Let \mathbf{N}_{..} be a D-dimensional vector containing marginal N-sizes for each level of the poststratification variables (like age, sex, etc.) and \mathbf{N} be a J-dimensional vector containing N-sizes for every poststratification cell. In the general problem, \mathbf{N}_{..} is known while \mathbf{N} needs to be estimated.

My full model is:

\mathbf{N}_{..} \sim \textrm{Poisson}(\mathbf{L}\mathbf{N}) \\ n_j \sim \textrm{Poisson}\left(\dfrac{nN_jp_j}{\sum N_jp_j}\right) \\ \textrm{logit}(p_j) = \mathbf{X}^{j}\boldsymbol\alpha \\ y_i \sim \textrm{Binomial}(\textrm{trials}_i, \theta_{j[i]}) \\ \textrm{logit}(\theta_j) = \beta_0 + \mathbf{X}^{j}\boldsymbol\beta \\

where n_j is the observed cell count in the survey, n, is the total number of respondents in the survey, p_j is the probability of a respondent from cell N_j being included in the survey, and \mathbf{L} is a loading matrix relating the poststratification cells to the margins.

I’m coding this model with the following Stan code. In this simple example, my poststratificaiton variables are age and state.

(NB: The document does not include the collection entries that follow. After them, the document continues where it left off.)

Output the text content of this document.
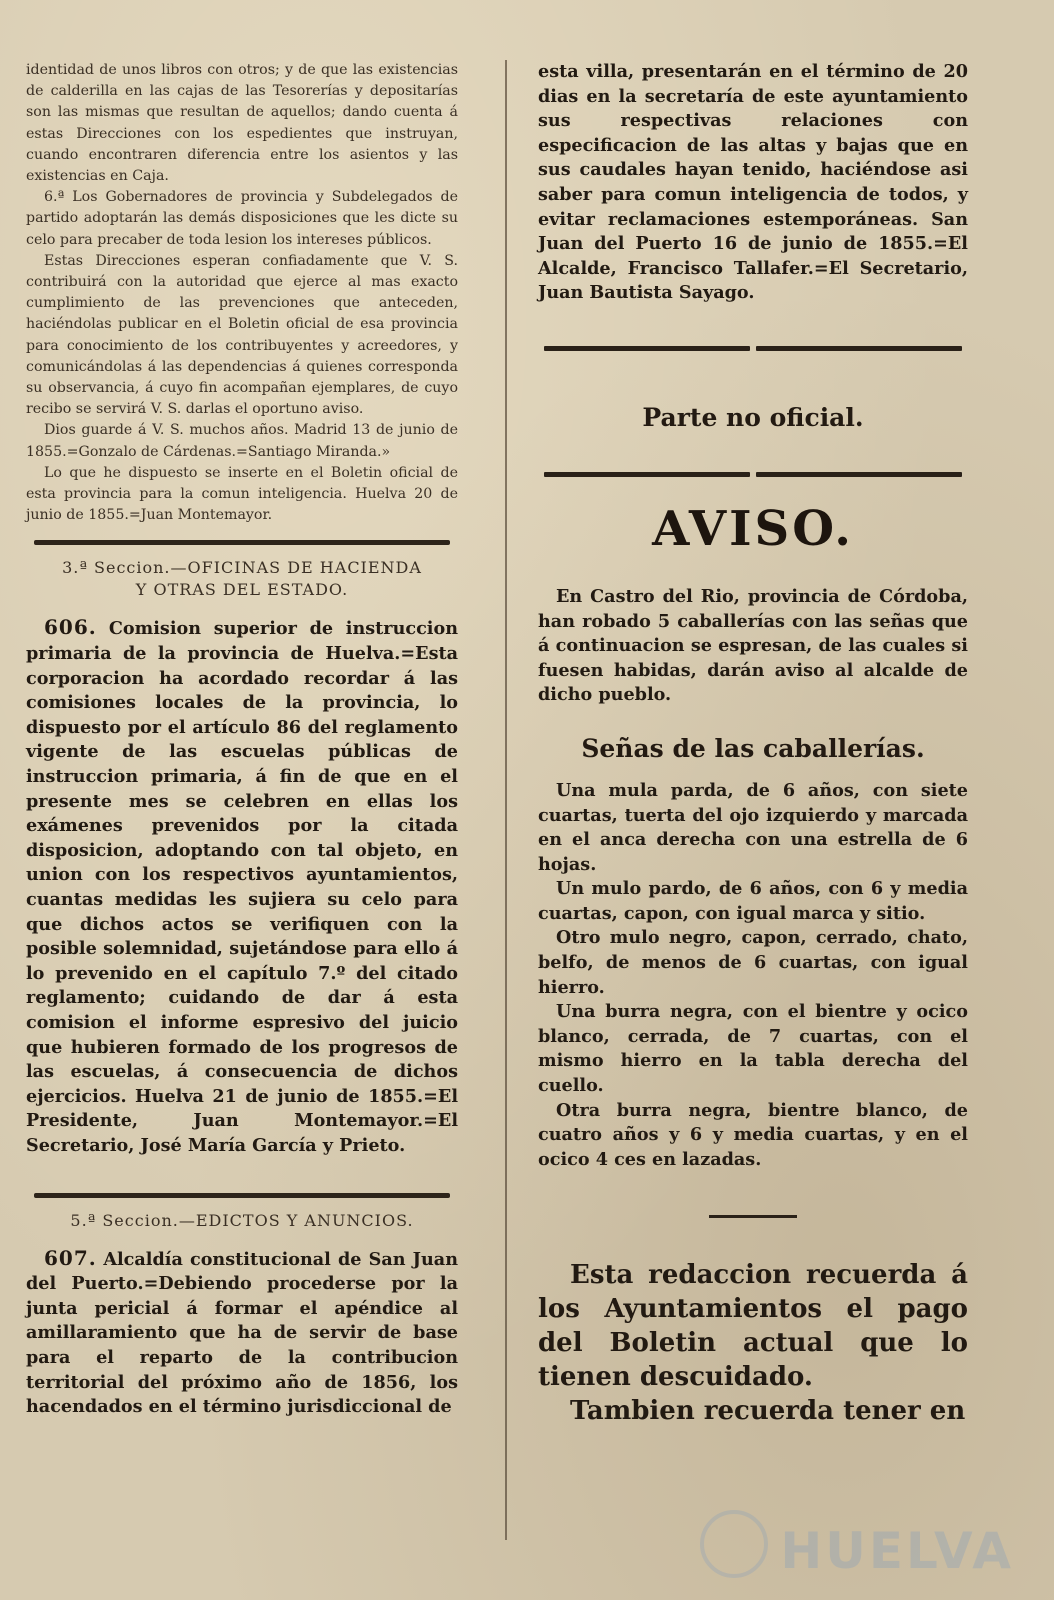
identidad de unos libros con otros; y de que las existencias de calderilla en las cajas de las Tesorerías y depositarías son las mismas que resultan de aquellos; dando cuenta á estas Direcciones con los espedientes que instruyan, cuando encontraren diferencia entre los asientos y las existencias en Caja.

6.ª Los Gobernadores de provincia y Subdelegados de partido adoptarán las demás disposiciones que les dicte su celo para precaber de toda lesion los intereses públicos.

Estas Direcciones esperan confiadamente que V. S. contribuirá con la autoridad que ejerce al mas exacto cumplimiento de las prevenciones que anteceden, haciéndolas publicar en el Boletin oficial de esa provincia para conocimiento de los contribuyentes y acreedores, y comunicándolas á las dependencias á quienes corresponda su observancia, á cuyo fin acompañan ejemplares, de cuyo recibo se servirá V. S. darlas el oportuno aviso.

Dios guarde á V. S. muchos años. Madrid 13 de junio de 1855.=Gonzalo de Cárdenas.=Santiago Miranda.»

Lo que he dispuesto se inserte en el Boletin oficial de esta provincia para la comun inteligencia. Huelva 20 de junio de 1855.=Juan Montemayor.

3.ª Seccion.—OFICINAS DE HACIENDA
Y OTRAS DEL ESTADO.

606. Comision superior de instruccion primaria de la provincia de Huelva.=Esta corporacion ha acordado recordar á las comisiones locales de la provincia, lo dispuesto por el artículo 86 del reglamento vigente de las escuelas públicas de instruccion primaria, á fin de que en el presente mes se celebren en ellas los exámenes prevenidos por la citada disposicion, adoptando con tal objeto, en union con los respectivos ayuntamientos, cuantas medidas les sujiera su celo para que dichos actos se verifiquen con la posible solemnidad, sujetándose para ello á lo prevenido en el capítulo 7.º del citado reglamento; cuidando de dar á esta comision el informe espresivo del juicio que hubieren formado de los progresos de las escuelas, á consecuencia de dichos ejercicios. Huelva 21 de junio de 1855.=El Presidente, Juan Montemayor.=El Secretario, José María García y Prieto.

5.ª Seccion.—EDICTOS Y ANUNCIOS.

607. Alcaldía constitucional de San Juan del Puerto.=Debiendo procederse por la junta pericial á formar el apéndice al amillaramiento que ha de servir de base para el reparto de la contribucion territorial del próximo año de 1856, los hacendados en el término jurisdiccional de

esta villa, presentarán en el término de 20 dias en la secretaría de este ayuntamiento sus respectivas relaciones con especificacion de las altas y bajas que en sus caudales hayan tenido, haciéndose asi saber para comun inteligencia de todos, y evitar reclamaciones estemporáneas. San Juan del Puerto 16 de junio de 1855.=El Alcalde, Francisco Tallafer.=El Secretario, Juan Bautista Sayago.

Parte no oficial.
AVISO.

En Castro del Rio, provincia de Córdoba, han robado 5 caballerías con las señas que á continuacion se espresan, de las cuales si fuesen habidas, darán aviso al alcalde de dicho pueblo.

Señas de las caballerías.

Una mula parda, de 6 años, con siete cuartas, tuerta del ojo izquierdo y marcada en el anca derecha con una estrella de 6 hojas.

Un mulo pardo, de 6 años, con 6 y media cuartas, capon, con igual marca y sitio.

Otro mulo negro, capon, cerrado, chato, belfo, de menos de 6 cuartas, con igual hierro.

Una burra negra, con el bientre y ocico blanco, cerrada, de 7 cuartas, con el mismo hierro en la tabla derecha del cuello.

Otra burra negra, bientre blanco, de cuatro años y 6 y media cuartas, y en el ocico 4 ces en lazadas.

Esta redaccion recuerda á los Ayuntamientos el pago del Boletin actual que lo tienen descuidado.

Tambien recuerda tener en

HUELVA
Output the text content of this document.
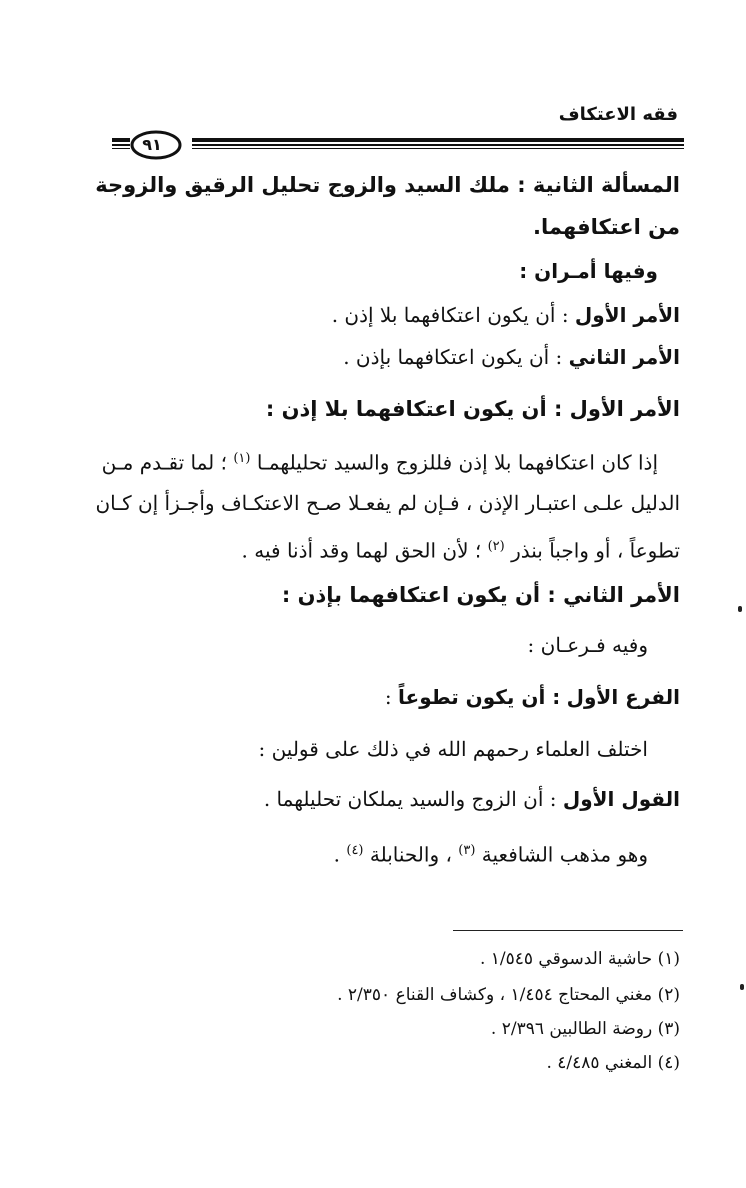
فقه الاعتكاف
٩١
المسألة الثانية : ملك السيد والزوج تحليل الرقيق والزوجة
من اعتكافهما.
وفيها أمـران :
الأمر الأول : أن يكون اعتكافهما بلا إذن .
الأمر الثاني : أن يكون اعتكافهما بإذن .
الأمر الأول : أن يكون اعتكافهما بلا إذن :
إذا كان اعتكافهما بلا إذن فللزوج والسيد تحليلهمـا $^{(١)}$ ؛ لما تقـدم مـن
الدليل علـى اعتبـار الإذن ، فـإن لم يفعـلا صـح الاعتكـاف وأجـزأ إن كـان
تطوعاً ، أو واجباً بنذر $^{(٢)}$ ؛ لأن الحق لهما وقد أذنا فيه .
الأمر الثاني : أن يكون اعتكافهما بإذن :
وفيه فـرعـان :
الفرع الأول : أن يكون تطوعاً :
اختلف العلماء رحمهم الله في ذلك على قولين :
القول الأول : أن الزوج والسيد يملكان تحليلهما .
وهو مذهب الشافعية $^{(٣)}$ ، والحنابلة $^{(٤)}$ .
(١) حاشية الدسوقي ١/٥٤٥ .
(٢) مغني المحتاج ١/٤٥٤ ، وكشاف القناع ٢/٣٥٠ .
(٣) روضة الطالبين ٢/٣٩٦ .
(٤) المغني ٤/٤٨٥ .
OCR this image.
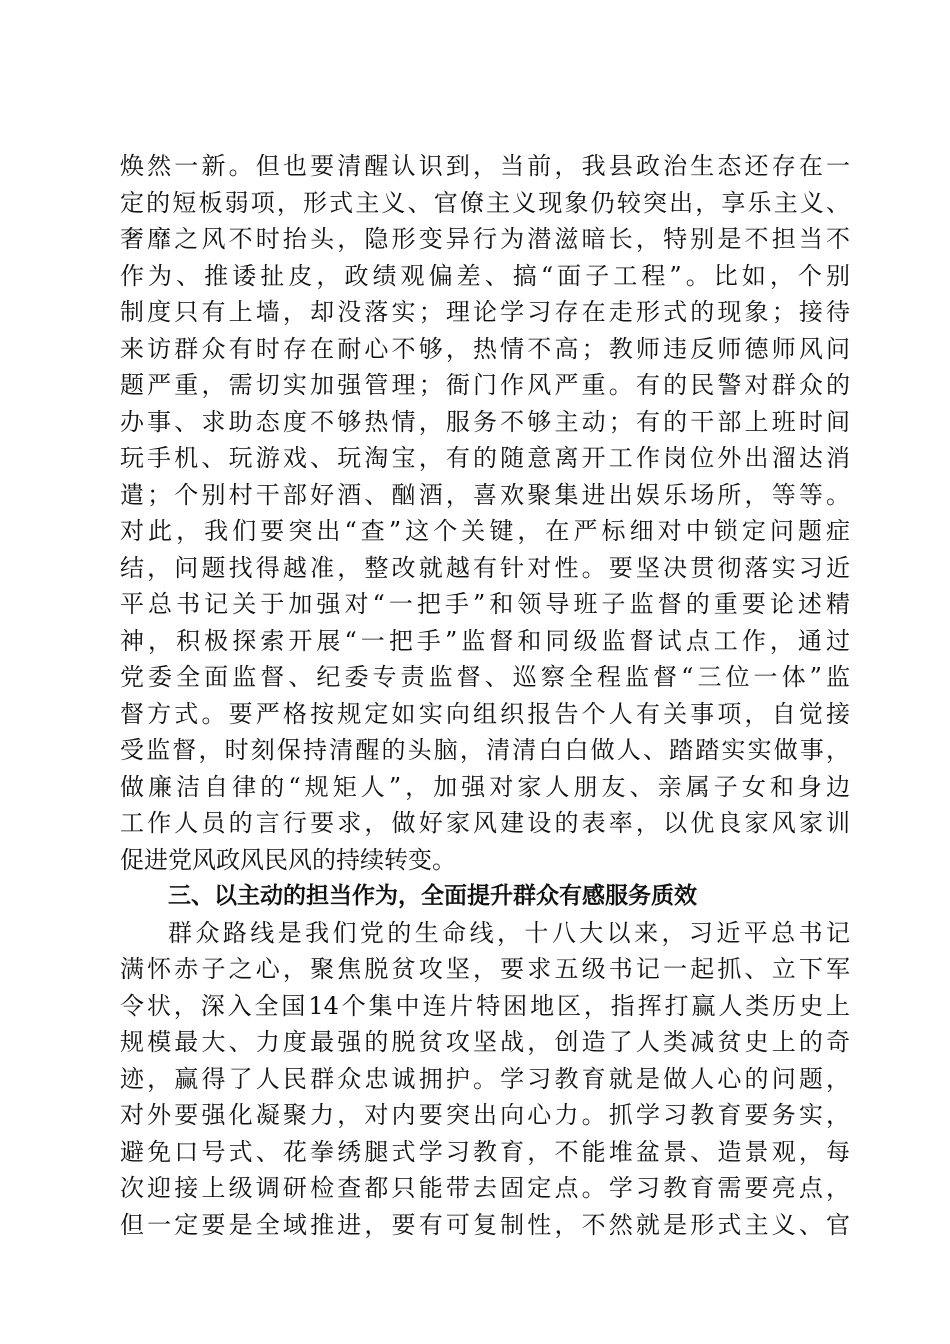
焕然一新。但也要清醒认识到，当前，我县政治生态还存在一
定的短板弱项，形式主义、官僚主义现象仍较突出，享乐主义、
奢靡之风不时抬头，隐形变异行为潜滋暗长，特别是不担当不
作为、推诿扯皮，政绩观偏差、搞“面子工程”。比如，个别
制度只有上墙，却没落实；理论学习存在走形式的现象；接待
来访群众有时存在耐心不够，热情不高；教师违反师德师风问
题严重，需切实加强管理；衙门作风严重。有的民警对群众的
办事、求助态度不够热情，服务不够主动；有的干部上班时间
玩手机、玩游戏、玩淘宝，有的随意离开工作岗位外出溜达消
遣；个别村干部好酒、酗酒，喜欢聚集进出娱乐场所，等等。
对此，我们要突出“查”这个关键，在严标细对中锁定问题症
结，问题找得越准，整改就越有针对性。要坚决贯彻落实习近
平总书记关于加强对“一把手”和领导班子监督的重要论述精
神，积极探索开展“一把手”监督和同级监督试点工作，通过
党委全面监督、纪委专责监督、巡察全程监督“三位一体”监
督方式。要严格按规定如实向组织报告个人有关事项，自觉接
受监督，时刻保持清醒的头脑，清清白白做人、踏踏实实做事，
做廉洁自律的“规矩人”，加强对家人朋友、亲属子女和身边
工作人员的言行要求，做好家风建设的表率，以优良家风家训
促进党风政风民风的持续转变。
三、以主动的担当作为，全面提升群众有感服务质效
群众路线是我们党的生命线，十八大以来，习近平总书记
满怀赤子之心，聚焦脱贫攻坚，要求五级书记一起抓、立下军
令状，深入全国14个集中连片特困地区，指挥打赢人类历史上
规模最大、力度最强的脱贫攻坚战，创造了人类减贫史上的奇
迹，赢得了人民群众忠诚拥护。学习教育就是做人心的问题，
对外要强化凝聚力，对内要突出向心力。抓学习教育要务实，
避免口号式、花拳绣腿式学习教育，不能堆盆景、造景观，每
次迎接上级调研检查都只能带去固定点。学习教育需要亮点，
但一定要是全域推进，要有可复制性，不然就是形式主义、官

Because I actually do know the true N_j when getting state estimates, I put priors on the N_j reflecting this knowledge (again, I want to make sure I’m coding the model correctly when I use it for the full county level model where this information will be truly missing and weaker priors will be put on the N_j).

data {
  int <lower=0> D; // number of marginals
  int<lower=0> J; // number of toal poststratification cells
  int<lower=0> J_obs; // number of observed cells in the survey
  
  matrix[D, J] L; // loading matrix
  array[D] int<lower=0> N_marginal;
  
  array[J_obs] int<lower=0> trials; // size of binomial trials
  array[J_obs] int<lower=0> y_obs; // number of successes
  array[J] int obs_cell_size; // total of responses in sample cells, 0 if not observed
  
  array[J_obs] int age_idx; //index of age levels in sample
  array[J] int age_idx_p; // index of age levels in full joint distribution of ps variables
  array[J_obs] int state_idx;
  array[J] int state_idx_p;
  
  int<lower=1> full_age; // total number of age levels
  int<lower=1> full_state;
  
  int<lower=1> ps; // number of ps outcomes, for state ps = 51 (50 states + DC)
  matrix[ps, J] L_ps;
  
  array[J] int true_n; // to put priors on Nhat

}

transformed data{
  int n = sum(trials);
}

parameters {
  vector<lower=0>[J] Nhat;
  
  vector[full_age] raw_age_p;
  real<lower=0> sigma_age_p;
  vector[full_age] raw_age;
  real<lower=0> sigma_age;
  
  vector[full_state] raw_state_p;
  real<lower=0> sigma_state_p;
  vector[full_state] raw_state;
  real<lower=0> sigma_state;
  
  real b0;
}

transformed parameters{
  
  vector[full_age] age_p = raw_age_p*sigma_age_p;
  vector[full_age] age = raw_age*sigma_age;
  vector[full_state] state_p = raw_state_p*sigma_state_p;
  vector[full_state] state = raw_state*sigma_state;
  
  vector[J] theta_p = inv_logit(b0 + age_p[age_idx_p] + state_p[state_idx_p]);
  vector[J_obs] theta_y = inv_logit(age[age_idx] + state[state_idx]);
}

model {
  
  b0 ~ normal(-10, 3); // figure it's unlikely to be in the survey so ensure theta_p is small
  
  raw_age_p ~ std_normal();
  raw_age ~ std_normal();
  raw_state_p ~ std_normal();
  raw_state ~ std_normal();
  
  for(i in 1:J){
    if(true_n[i] == 0){
      Nhat[i] ~ std_normal(); // none should be 0, but if they are missing from the Census, assumed close to 0
    } else{
      Nhat[i] ~ normal(true_n[i], 2);
    }
  }
  
  N_marginal ~ poisson(L*Nhat);
  vector[J] obs_cell_lambda = n*(theta_p .* Nhat) / sum(theta_p .* Nhat);
  obs_cell_size ~ poisson(obs_cell_lambda);
  y_obs ~ binomial(trials, theta_y);

}

generated quantities {
  vector[J] theta_y_pred = inv_logit(age[age_idx_p] + state[state_idx_p]);
  real y_mean = sum(theta_y_pred .* Nhat) / sum(Nhat);
  vector[ps] y_ps = L_ps*(theta_y_pred .* Nhat) ./ (L_ps*Nhat);
  vector[D] Nmarginal_rep = L*(theta_y_pred .* Nhat) ./ (L*Nhat);
}

The problem I’m having is that I’m getting absolutely no mixing in the chains.

Rplot

I didn’t want to post large Census files to make a reproducible example, but I’m hoping there’s something obviously wrong with my Stan code that’s causing this behavior. What am I missing?

Your model is definitely outside my domain knowledge but when I see chains not mixing I usally go back to the priors first. I see a lot of std_normal() and I would ask are those reasonable priors.